Aesthetically, Rockstar Games Presents Table Tennis is a cut above most 99 cent AAA sports games. It plays with minimalism and pacing in ways that other 99 cent games do not even bother considering: One moment the arena can be as silent as our tiny dining room where I practiced synthetic division for excruciatingly long periods of time while the other neighborhood children played outside, and the next moment the crowd and music are humming along enthusiastically to the speed of the match. Between points, your character will pump himself/herself up with frustration or excitement depending on your current performance, and each character (though there are few) possesses unique dialogue and animations. Their personalities are intense and brimming with attitude, which is hilarious in light of the fact that they are getting worked up about ping-pong. Even the title, Rockstar Games Presents Table Tennis, is laughably self-serious. Or is it self-aware? In conclusion, Rockstar Games Presents Table Tennis is a black comedy. I believe it is the Slaughterhouse V of sports games.
There’s a good variety of different ways in which your character can strike the ball. You can lightly tap the thing or place considerable backspin on it. As I mentioned, if you charge up your swing, you can also do a kind of overhead/cross-table smash.
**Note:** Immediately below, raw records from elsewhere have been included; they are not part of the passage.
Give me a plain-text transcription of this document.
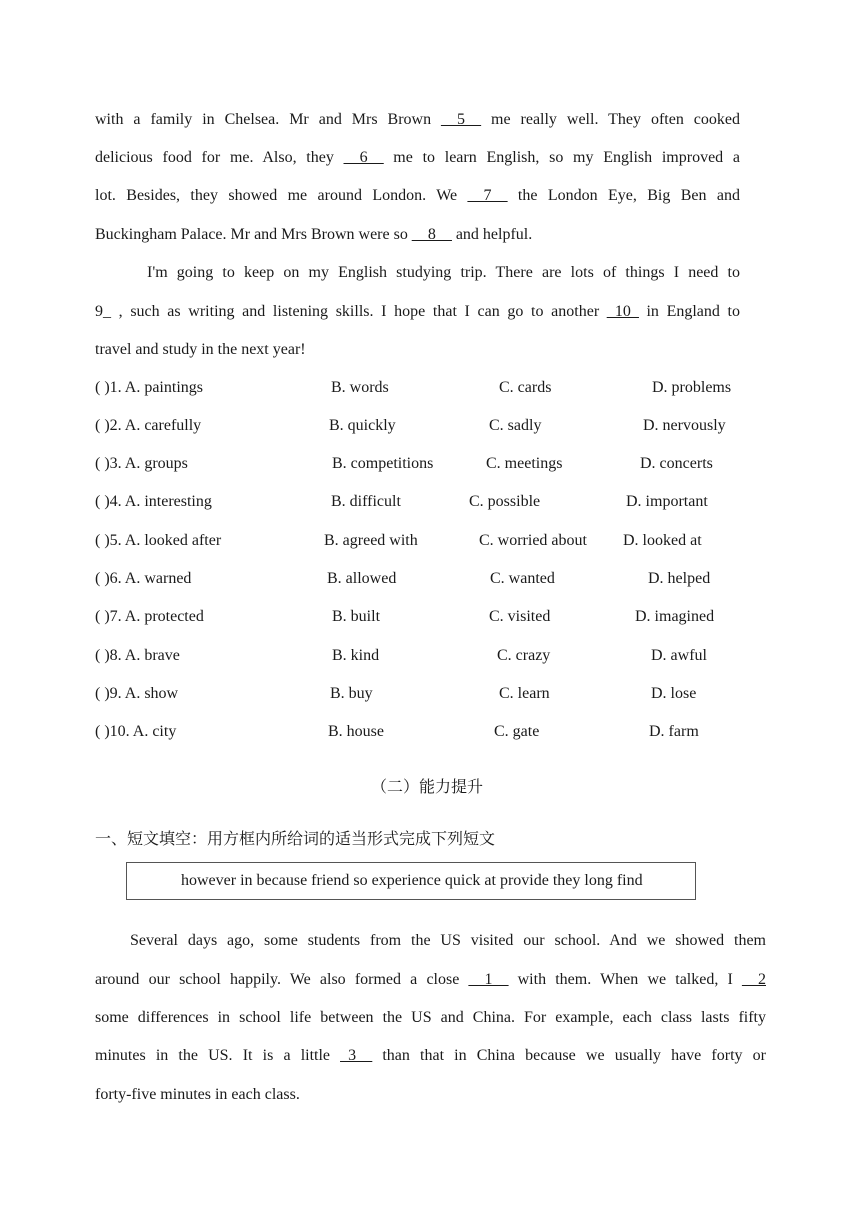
with a family in Chelsea. Mr and Mrs Brown __5__ me really well. They often cooked
delicious food for me. Also, they __6__ me to learn English, so my English improved a
lot. Besides, they showed me around London. We __7__ the London Eye, Big Ben and
Buckingham Palace. Mr and Mrs Brown were so __8__ and helpful.
I'm going to keep on my English studying trip. There are lots of things I need to
9_ , such as writing and listening skills. I hope that I can go to another _10_ in England to
travel and study in the next year!
( )1. A. paintings	B. words	C. cards	D. problems
( )2. A. carefully	B. quickly	C. sadly	D. nervously
( )3. A. groups	B. competitions	C. meetings	D. concerts
( )4. A. interesting	B. difficult	C. possible	D. important
( )5. A. looked after	B. agreed with	C. worried about D. looked at
( )6. A. warned	B. allowed	C. wanted	D. helped
( )7. A. protected	B. built	C. visited	D. imagined
( )8. A. brave	B. kind	C. crazy	D. awful
( )9. A. show	B. buy	C. learn	D. lose
( )10. A. city	B. house	C. gate	D. farm
（二）能力提升
一、短文填空：用方框内所给词的适当形式完成下列短文
however in because friend so experience quick at provide they long find
Several days ago, some students from the US visited our school. And we showed them
around our school happily. We also formed a close __1__ with them. When we talked, I __2
some differences in school life between the US and China. For example, each class lasts fifty
minutes in the US. It is a little _3__ than that in China because we usually have forty or
forty-five minutes in each class.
There’s also an option for using the right analog stick to control your shots ala NBA 2K or Fight Night, but I found myself preferring to use the face-buttons, instead. Additionally, the lack of a toggle for instant replays breaks up the flow of the action, and sometimes controlling your character can feel sluggish — almost as if you are moving underwater, which is often how I felt when my mother would force me to study stupid math for hours and hours on end, and I wanted to drown myself; it was so boring.
Also, there’s no story mode.
I give this masterpiece a Ping-Pong/Cramer’s Rule.